You are exactly right. See my next post.

ehild

Tanya Sharma
brilliant...echild...this was what i was looking for ...how have you calculated β ?

Tanya Sharma
sir...how have you calculated β in terms of ∅ ?

Homework Helper
beta is the tangent chord angle, half the central angle alpha.
http://www.regentsprep.org/Regents/math/geometry/GP15/CircleAngles.htm
Do you understand the other method, too?

ehild

Mentor
Not at all. The force applied times the displacement of the point of application of that force is certainly not zero.
But i feel positive work is done when the block is raised because force acting on block is tension not F.Yes F=T. But It is T which is acting on the block not F... Please help with my problem...
It's an excellent exercise to think in terms of the tension and compute the work done by that force directly. But there's an easier way.

Tanya Sharma
echild...i perfectly understand the first method...regarding second method...work done by pulling force is FL which is work done on the system...but system comprises of block and string wherein string is massless so its mechanical energy is zero .Total energy of system is equal to total energy of block ...?am i right ...this means if the string were having mass then we would not be able to apply the second method?because here

Tanya Sharma
because here tension on the block would not be equal to the force applied on the string...please reply

Mentor
Yikes! Silly me. Earlier I meant to use the displacement of the applied force and not that of the block. My apologies. (Can I blame it on lack of sufficiently strong coffee? )

Homework Helper
because here tension on the block would not be equal to the force applied on the string...please reply

You are right again. If the string has mass, the force have to accelerate it. There would act different forces at the ends of a the string.
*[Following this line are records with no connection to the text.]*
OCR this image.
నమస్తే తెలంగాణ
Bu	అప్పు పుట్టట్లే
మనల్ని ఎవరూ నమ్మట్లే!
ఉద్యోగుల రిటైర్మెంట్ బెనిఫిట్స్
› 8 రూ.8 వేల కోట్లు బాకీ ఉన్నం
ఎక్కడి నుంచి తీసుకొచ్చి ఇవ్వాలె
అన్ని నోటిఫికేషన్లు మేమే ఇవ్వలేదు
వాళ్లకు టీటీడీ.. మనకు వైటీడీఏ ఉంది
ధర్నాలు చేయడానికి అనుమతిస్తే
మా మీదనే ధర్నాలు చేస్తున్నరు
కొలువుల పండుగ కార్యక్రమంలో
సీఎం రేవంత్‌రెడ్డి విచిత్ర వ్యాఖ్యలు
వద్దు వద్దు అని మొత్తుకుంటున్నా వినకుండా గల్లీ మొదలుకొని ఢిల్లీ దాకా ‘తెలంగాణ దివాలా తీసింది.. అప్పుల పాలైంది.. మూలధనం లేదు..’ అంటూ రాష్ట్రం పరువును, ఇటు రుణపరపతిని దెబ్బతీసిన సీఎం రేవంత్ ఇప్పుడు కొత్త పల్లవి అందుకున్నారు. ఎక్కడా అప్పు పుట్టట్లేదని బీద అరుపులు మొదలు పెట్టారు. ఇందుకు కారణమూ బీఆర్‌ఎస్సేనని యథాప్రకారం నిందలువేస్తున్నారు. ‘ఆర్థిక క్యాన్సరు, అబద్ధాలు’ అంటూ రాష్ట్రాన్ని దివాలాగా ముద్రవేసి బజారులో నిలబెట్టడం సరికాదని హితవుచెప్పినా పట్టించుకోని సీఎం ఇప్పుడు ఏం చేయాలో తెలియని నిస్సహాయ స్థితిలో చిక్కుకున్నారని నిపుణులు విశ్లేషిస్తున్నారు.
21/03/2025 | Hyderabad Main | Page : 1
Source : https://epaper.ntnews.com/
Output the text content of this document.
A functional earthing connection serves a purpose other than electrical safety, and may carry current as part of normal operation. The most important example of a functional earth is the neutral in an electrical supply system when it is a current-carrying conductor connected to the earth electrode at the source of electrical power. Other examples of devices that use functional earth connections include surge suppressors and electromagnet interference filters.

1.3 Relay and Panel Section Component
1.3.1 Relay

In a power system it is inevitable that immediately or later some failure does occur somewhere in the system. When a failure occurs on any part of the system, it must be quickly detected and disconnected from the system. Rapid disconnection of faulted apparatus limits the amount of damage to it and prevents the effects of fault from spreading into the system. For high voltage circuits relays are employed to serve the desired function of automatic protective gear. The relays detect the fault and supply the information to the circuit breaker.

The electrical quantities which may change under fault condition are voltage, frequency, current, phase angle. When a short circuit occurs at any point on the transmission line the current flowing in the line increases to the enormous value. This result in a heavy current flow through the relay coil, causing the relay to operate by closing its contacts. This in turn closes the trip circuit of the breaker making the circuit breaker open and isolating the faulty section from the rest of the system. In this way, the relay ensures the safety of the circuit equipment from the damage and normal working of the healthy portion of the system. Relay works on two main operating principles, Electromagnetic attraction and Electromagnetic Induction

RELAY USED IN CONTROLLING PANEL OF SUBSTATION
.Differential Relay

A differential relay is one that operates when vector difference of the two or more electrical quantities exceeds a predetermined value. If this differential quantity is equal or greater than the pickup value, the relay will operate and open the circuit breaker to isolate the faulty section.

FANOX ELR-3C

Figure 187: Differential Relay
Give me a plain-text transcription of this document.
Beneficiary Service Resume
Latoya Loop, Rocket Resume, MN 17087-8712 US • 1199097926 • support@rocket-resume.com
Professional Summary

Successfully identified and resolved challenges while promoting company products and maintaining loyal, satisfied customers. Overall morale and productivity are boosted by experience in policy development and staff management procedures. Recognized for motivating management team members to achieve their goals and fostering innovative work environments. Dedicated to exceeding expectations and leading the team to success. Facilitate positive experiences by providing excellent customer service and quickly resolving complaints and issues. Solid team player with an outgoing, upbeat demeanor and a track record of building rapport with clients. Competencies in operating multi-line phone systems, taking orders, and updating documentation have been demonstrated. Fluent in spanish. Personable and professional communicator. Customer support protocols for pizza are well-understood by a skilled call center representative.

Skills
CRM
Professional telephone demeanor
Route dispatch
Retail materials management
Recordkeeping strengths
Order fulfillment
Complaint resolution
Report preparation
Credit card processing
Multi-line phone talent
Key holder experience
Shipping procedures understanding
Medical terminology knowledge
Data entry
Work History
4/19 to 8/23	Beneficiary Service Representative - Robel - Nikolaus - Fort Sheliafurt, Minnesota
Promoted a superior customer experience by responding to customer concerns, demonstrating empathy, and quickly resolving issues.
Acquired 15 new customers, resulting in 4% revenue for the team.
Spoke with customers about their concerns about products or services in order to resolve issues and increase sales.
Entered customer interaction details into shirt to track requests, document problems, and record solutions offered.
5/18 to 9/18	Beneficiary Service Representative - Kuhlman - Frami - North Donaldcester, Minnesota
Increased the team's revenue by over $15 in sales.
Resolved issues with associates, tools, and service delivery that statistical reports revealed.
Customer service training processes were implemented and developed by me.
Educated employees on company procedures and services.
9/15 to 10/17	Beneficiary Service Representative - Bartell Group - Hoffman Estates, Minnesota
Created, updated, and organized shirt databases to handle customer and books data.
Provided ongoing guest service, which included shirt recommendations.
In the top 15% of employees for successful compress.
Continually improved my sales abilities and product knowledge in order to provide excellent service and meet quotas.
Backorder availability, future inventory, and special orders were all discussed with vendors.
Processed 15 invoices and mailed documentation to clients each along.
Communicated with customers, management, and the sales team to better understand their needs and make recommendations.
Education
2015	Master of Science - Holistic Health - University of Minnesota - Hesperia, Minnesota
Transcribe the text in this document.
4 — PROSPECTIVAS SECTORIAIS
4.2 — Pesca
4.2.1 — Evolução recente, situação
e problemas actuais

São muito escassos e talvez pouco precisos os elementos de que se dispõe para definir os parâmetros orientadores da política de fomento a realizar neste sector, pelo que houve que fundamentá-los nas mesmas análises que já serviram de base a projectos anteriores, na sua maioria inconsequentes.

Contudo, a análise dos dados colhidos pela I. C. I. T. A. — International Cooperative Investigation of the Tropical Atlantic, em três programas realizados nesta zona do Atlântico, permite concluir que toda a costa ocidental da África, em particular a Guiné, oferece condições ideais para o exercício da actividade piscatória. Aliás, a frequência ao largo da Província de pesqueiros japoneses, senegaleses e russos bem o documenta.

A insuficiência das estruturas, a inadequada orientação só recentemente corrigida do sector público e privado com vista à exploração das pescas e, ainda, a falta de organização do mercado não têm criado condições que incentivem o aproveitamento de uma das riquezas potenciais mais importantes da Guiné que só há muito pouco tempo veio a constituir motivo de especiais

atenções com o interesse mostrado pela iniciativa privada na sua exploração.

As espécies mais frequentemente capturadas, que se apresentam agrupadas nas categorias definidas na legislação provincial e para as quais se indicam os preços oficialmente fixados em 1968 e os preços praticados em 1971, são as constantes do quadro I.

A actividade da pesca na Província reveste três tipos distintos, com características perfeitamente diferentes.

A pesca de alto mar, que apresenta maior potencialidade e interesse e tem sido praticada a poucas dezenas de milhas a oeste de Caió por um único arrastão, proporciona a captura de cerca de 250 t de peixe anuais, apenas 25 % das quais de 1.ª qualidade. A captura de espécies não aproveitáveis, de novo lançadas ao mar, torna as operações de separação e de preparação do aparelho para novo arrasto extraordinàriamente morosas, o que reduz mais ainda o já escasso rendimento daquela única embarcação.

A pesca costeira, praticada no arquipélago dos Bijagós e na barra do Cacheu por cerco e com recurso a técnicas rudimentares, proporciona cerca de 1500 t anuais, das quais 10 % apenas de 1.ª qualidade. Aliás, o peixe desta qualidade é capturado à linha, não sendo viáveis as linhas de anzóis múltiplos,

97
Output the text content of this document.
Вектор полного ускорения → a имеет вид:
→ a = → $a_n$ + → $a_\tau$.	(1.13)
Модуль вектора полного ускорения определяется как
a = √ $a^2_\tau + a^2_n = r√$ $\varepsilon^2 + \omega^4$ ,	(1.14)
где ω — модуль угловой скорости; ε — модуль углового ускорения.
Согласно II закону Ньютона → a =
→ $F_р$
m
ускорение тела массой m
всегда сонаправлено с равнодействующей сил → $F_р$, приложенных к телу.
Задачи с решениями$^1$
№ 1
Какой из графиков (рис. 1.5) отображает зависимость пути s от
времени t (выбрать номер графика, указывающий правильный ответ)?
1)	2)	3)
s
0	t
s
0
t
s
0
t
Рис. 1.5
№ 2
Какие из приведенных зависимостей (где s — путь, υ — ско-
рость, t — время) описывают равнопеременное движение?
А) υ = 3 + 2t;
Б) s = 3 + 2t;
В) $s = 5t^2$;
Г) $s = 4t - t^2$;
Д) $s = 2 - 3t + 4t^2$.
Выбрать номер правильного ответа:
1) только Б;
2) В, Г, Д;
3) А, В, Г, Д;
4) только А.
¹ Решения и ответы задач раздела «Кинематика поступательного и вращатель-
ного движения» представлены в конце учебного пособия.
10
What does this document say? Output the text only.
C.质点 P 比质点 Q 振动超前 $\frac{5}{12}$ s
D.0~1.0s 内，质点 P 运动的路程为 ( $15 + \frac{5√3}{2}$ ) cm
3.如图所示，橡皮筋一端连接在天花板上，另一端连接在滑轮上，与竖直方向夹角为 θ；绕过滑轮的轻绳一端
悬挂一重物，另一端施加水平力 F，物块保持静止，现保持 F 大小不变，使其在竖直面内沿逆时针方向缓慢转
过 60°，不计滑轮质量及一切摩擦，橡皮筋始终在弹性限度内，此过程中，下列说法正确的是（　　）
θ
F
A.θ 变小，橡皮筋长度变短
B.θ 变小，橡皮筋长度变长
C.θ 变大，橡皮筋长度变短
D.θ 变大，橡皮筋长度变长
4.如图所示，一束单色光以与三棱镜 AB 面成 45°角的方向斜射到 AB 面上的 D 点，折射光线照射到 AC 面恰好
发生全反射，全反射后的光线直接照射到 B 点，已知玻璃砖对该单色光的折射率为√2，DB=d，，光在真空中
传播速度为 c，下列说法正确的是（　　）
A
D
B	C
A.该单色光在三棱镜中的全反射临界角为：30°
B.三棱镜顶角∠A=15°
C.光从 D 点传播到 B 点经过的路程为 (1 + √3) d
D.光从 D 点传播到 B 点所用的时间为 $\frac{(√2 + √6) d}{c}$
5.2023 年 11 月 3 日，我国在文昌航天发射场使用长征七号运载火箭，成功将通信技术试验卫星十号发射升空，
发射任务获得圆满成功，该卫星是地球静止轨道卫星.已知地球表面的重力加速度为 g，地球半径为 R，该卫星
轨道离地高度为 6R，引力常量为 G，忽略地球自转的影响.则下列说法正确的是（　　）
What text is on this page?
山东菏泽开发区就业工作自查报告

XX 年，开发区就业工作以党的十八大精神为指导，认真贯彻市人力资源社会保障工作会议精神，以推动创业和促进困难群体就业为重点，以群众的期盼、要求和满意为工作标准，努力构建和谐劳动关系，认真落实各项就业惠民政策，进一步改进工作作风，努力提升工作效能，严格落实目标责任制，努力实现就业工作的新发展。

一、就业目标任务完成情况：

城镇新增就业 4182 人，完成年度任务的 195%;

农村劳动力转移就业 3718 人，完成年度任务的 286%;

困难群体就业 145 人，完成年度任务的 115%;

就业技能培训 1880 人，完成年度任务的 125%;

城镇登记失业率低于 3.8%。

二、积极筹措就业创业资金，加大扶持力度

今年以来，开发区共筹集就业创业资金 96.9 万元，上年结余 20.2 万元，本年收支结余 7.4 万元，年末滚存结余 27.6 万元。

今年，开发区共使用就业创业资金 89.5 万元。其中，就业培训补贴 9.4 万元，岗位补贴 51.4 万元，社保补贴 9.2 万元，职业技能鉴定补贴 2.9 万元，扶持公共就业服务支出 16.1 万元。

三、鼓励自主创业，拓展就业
So what is L? how is it related to the radius and the 60°angle?
Can you do the integral method? You will see that both methods give the same result.

ehild

Homework Helper
Yikes! Silly me. Earlier I meant to use the displacement of the applied force and not that of the block. My apologies. (Can I blame it on lack of sufficiently strong coffee? )

Well, have you got that coffee since then? You totally confused me, so as I deleted my post and had to rewrite it when the example of the simple pulley occurred to me. And I was surprised by the result of the integral method. (I blame it to the hot damp weather here. It is difficult to think.)

ehild

Homework Helper
echild...i perfectly understand the first method...regarding second method...work done by pulling force is FL which is work done on the system...but system comprises of block and string wherein string is massless so its mechanical energy is zero .Total energy of system is equal to total energy of block ...?am i right ...this means if the string were having mass then we would not be able to apply the second method?because here

When you calculate the speed of the block, do not forget the work of gravity. The change of KE is equal to the work of all forces...

ehild

Tanya Sharma
echild ...thanks a ton... what an explanation...u have made physics enjoyable...i m very very grateful

thanks to Doc Al ...u were correct but the language confused me...

Homework Helper
Thanks Tania. You are really very kind. I am pleased that you feel Physics enjoyable. It is.
Remember Doc Al sentence: The work done on a system by a force is
The force applied times the displacement of the point of application of that force
. It is very important.

ehild

Mentor
Well, have you got that coffee since then? You totally confused me, so as I deleted my post and had to rewrite it when the example of the simple pulley occurred to me. And I was surprised by the result of the integral method. (I blame it to the hot damp weather here. It is difficult to think.)

ehild
Sorry about that, ehild! And yes, I've been drinking a lot of coffee since then. :tongue:

Homework Helper
Sorry about that, ehild! And yes, I've been drinking a lot of coffee since then. :tongue:

Take care, too much coffee is bad to hearth. (I also had a coffee since then. )

ehild